Non va meglio a Bologna. Qui cercare casa per alcuni è diventato un incubo. “Ci ho messo quattro mesi – ci dice Nicolòquando lo incrociamo in via Zamboni – ma i prezzi sono folli: 800, 900 euro al mese”.
Rebecca invece, che viene da Venezia, per riuscire ad accaparrarsi una stanza l’ha pagata per quattro mesi senza metterci piede dentro. “Avevo paura – racconta – di rimanere senza per l’inizio delle lezioni e i miei genitori hanno deciso così”.
Anche Luigi di Faenza cerca casa ma non ha trovato nulla. “Faccio il pendolare ma il problema sono i trasporti”.
É vero che se risparmi soldi in affitto poi li spendi in autobus o treni, ma è anche vero che le lezioni non iniziano alle sei del mattino. Gli studenti però sostengono che “se non puoi abitare in zona, l’università diventa solo un privilegio per i figli di papà”.
Anche Alice è agguerrita. A lei è capitata una stanza “piena di muffa. Abbiamo avuto problemi igienici e sanitari”.
Ci spostiamo a Roma.
Davanti al Rettorato della Sapienza gli studenti si fanno sentire.

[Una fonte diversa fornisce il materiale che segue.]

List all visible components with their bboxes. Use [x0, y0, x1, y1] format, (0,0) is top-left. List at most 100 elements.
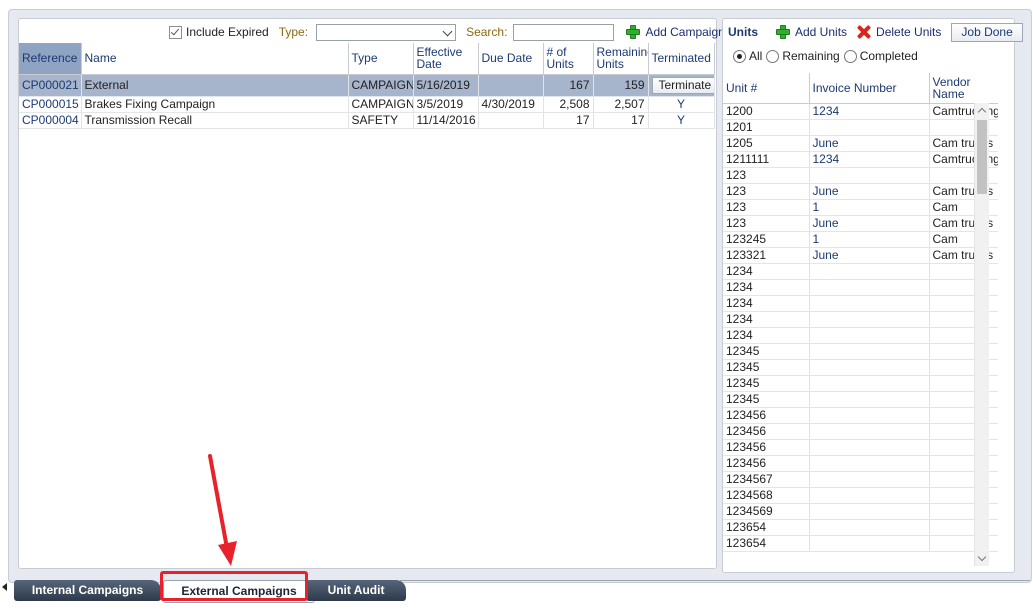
units-scrollbar[interactable] — [974, 103, 989, 566]
list-item[interactable]: 1234569 — [723, 503, 998, 520]
units-toolbar: Units Add Units Delete Units Job Done — [728, 22, 1023, 42]
units-cell-unit-number: 1234 — [723, 327, 810, 344]
units-cell-invoice-number — [809, 535, 930, 552]
list-item[interactable]: 123 June Cam trucks — [723, 215, 998, 232]
scroll-thumb[interactable] — [977, 120, 987, 194]
list-item[interactable]: 12345 — [723, 343, 998, 360]
search-input[interactable] — [513, 23, 615, 41]
col-due-date[interactable]: Due Date — [478, 43, 544, 75]
units-cell-unit-number: 12345 — [723, 343, 810, 360]
col-name[interactable]: Name — [81, 43, 349, 75]
list-item[interactable]: 1201 — [723, 119, 998, 136]
list-item[interactable]: 12345 — [723, 375, 998, 392]
units-cell-unit-number: 123321 — [723, 247, 810, 264]
list-item[interactable]: 1234568 — [723, 487, 998, 504]
filter-all-radio[interactable] — [733, 49, 746, 63]
scroll-up-icon[interactable] — [977, 107, 987, 117]
list-item[interactable]: 1234567 — [723, 471, 998, 488]
units-cell-unit-number: 12345 — [723, 391, 810, 408]
units-cell-invoice-number — [809, 263, 930, 280]
table-row[interactable]: CP000015 Brakes Fixing Campaign CAMPAIGN 3/… — [19, 96, 715, 113]
units-cell-unit-number: 1205 — [723, 135, 810, 152]
list-item[interactable]: 123321 June Cam trucks — [723, 247, 998, 264]
list-item[interactable]: 1211111 1234 Camtrucking — [723, 151, 998, 168]
delete-units-button[interactable]: Delete Units — [857, 25, 941, 40]
list-item[interactable]: 1234 — [723, 295, 998, 312]
terminate-button[interactable]: Terminate — [651, 76, 713, 94]
table-row[interactable]: CP000004 Transmission Recall SAFETY 11/14/2… — [19, 112, 715, 129]
units-cell-invoice-number — [809, 359, 930, 376]
include-expired-checkbox[interactable] — [169, 25, 182, 39]
campaigns-cell-remaining: 159 — [593, 74, 649, 97]
campaigns-toolbar: Include Expired Type: Search: Add Campai… — [169, 23, 725, 41]
campaigns-header-row: Reference Name Type Effective Date Due D… — [19, 43, 715, 75]
list-item[interactable]: 123245 1 Cam — [723, 231, 998, 248]
list-item[interactable]: 1205 June Cam trucks — [723, 135, 998, 152]
list-item[interactable]: 123456 — [723, 423, 998, 440]
list-item[interactable]: 123456 — [723, 439, 998, 456]
units-filter: All Remaining Completed — [733, 47, 918, 65]
list-item[interactable]: 123654 — [723, 535, 998, 552]
units-cell-unit-number: 123456 — [723, 423, 810, 440]
units-cell-invoice-number — [809, 343, 930, 360]
scroll-down-icon[interactable] — [977, 552, 987, 562]
campaigns-table: Reference Name Type Effective Date Due D… — [19, 43, 715, 129]
units-cell-unit-number: 1211111 — [723, 151, 810, 168]
tab-scroll-left-icon[interactable] — [2, 583, 7, 591]
tab-internal-campaigns[interactable]: Internal Campaigns — [14, 580, 161, 601]
add-units-button[interactable]: Add Units — [776, 25, 847, 40]
include-expired-label: Include Expired — [186, 25, 269, 39]
list-item[interactable]: 1234 — [723, 279, 998, 296]
units-panel: Units Add Units Delete Units Job Done Al… — [722, 18, 1023, 573]
tab-unit-audit[interactable]: Unit Audit — [306, 580, 406, 601]
list-item[interactable]: 123 June Cam trucks — [723, 183, 998, 200]
col-num-units[interactable]: # of Units — [543, 43, 594, 75]
type-select[interactable] — [316, 23, 457, 41]
units-cell-invoice-number — [809, 471, 930, 488]
units-header-row: Unit # Invoice Number Vendor Name — [723, 73, 998, 104]
list-item[interactable]: 123654 — [723, 519, 998, 536]
col-invoice-number[interactable]: Invoice Number — [809, 73, 930, 104]
col-vendor-name[interactable]: Vendor Name — [929, 73, 998, 104]
campaigns-cell-name: Brakes Fixing Campaign — [81, 96, 349, 113]
list-item[interactable]: 123 — [723, 167, 998, 184]
col-terminated[interactable]: Terminated — [648, 43, 715, 75]
list-item[interactable]: 12345 — [723, 359, 998, 376]
col-effective-date[interactable]: Effective Date — [413, 43, 479, 75]
annotation-highlight-box — [160, 571, 308, 601]
campaigns-cell-units: 167 — [543, 74, 594, 97]
list-item[interactable]: 1234 — [723, 327, 998, 344]
list-item[interactable]: 1200 1234 Camtrucking — [723, 103, 998, 120]
units-cell-invoice-number — [809, 327, 930, 344]
units-table: Unit # Invoice Number Vendor Name 1200 12… — [723, 73, 998, 552]
units-cell-unit-number: 1201 — [723, 119, 810, 136]
filter-completed-radio[interactable] — [843, 49, 857, 63]
units-cell-invoice-number — [809, 279, 930, 296]
col-remaining-units[interactable]: Remaining Units — [593, 43, 649, 75]
list-item[interactable]: 123456 — [723, 455, 998, 472]
campaigns-cell-type: CAMPAIGN — [348, 96, 414, 113]
add-campaign-button[interactable]: Add Campaign — [626, 25, 725, 40]
units-cell-invoice-number — [809, 519, 930, 536]
delete-units-label: Delete Units — [876, 24, 942, 39]
units-cell-unit-number: 1234 — [723, 295, 810, 312]
list-item[interactable]: 123456 — [723, 407, 998, 424]
units-cell-invoice-number — [809, 455, 930, 472]
campaigns-cell-effective-date: 5/16/2019 — [413, 74, 479, 97]
table-row[interactable]: CP000021 External CAMPAIGN 5/16/2019 167 159 T… — [19, 74, 715, 97]
list-item[interactable]: 1234 — [723, 311, 998, 328]
units-cell-unit-number: 1234 — [723, 279, 810, 296]
units-cell-unit-number: 123 — [723, 215, 810, 232]
units-cell-unit-number: 1234567 — [723, 471, 810, 488]
col-reference[interactable]: Reference — [19, 43, 82, 75]
list-item[interactable]: 12345 — [723, 391, 998, 408]
units-cell-unit-number: 123 — [723, 183, 810, 200]
filter-remaining-radio[interactable] — [766, 49, 780, 63]
units-cell-invoice-number — [809, 311, 930, 328]
col-unit-number[interactable]: Unit # — [723, 73, 810, 104]
job-done-button[interactable]: Job Done — [951, 22, 1023, 42]
units-cell-invoice-number — [809, 439, 930, 456]
list-item[interactable]: 1234 — [723, 263, 998, 280]
list-item[interactable]: 123 1 Cam — [723, 199, 998, 216]
col-type[interactable]: Type — [348, 43, 414, 75]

Elettra Luna Lucassen è al terzo anno di Pedagogia. Ha 21 anni. Viene dalla provincia di Viterbo e per raggiungere l’università impiega due ore, tra treno e navetta. “La prima lezione è alle 8.30 – ci racconta – dovrei prendere il treno alle 5.45. Ora mi sono trasferita e pago 400 euro, ma con le spese arrivo a 600. In più è aumentato tutto”. Lei lavora. Fa il servizio civile e la cameriera nei weekend. “Mi devono aiutare comunque i miei genitori. I libri sono una cosa vergognosa, non meno di 80 euro per ogni esame e considera 4 – 5 esami a sessione. Poi il trasporto. Da agosto aumenterà anche quello”. Lei, venerdì scorso, con altri ragazzi si è accampata davanti al ministero dell’Università e Ricerca. La loro proposta fatta al Miur è quella di “istituire il reddito studentesco per garantire il diritto studio alle fasce popolari”.
Anche Norma è fuori sede. Studia lingue, 21 anni. Ora vive di straforo con altri quattro coinquilini. “Non posso permettermi un contratto abitativo perché lavoro in nero come cameriera e non ho garanti”.
Mirko Giuggiolini, 19 anni, studia Giurisprudenza e vive in provincia di Viterbo. “Pensavo fosse sostenibile fare il pendolare, ma ogni giorno sono tre ore tra andata e ritorno. Se ho lezione alle 8 mi devo svegliare alle 5 e quando finisco alle 19.30, rientro alle 22. Così ho iniziato a cercare casa per settembre ma ancora non ho trovato nulla”.
Ci guardiamo attorno. Ha iniziato a piovere. Le tende gocciolano. Sarà un’altra notte qui sotto.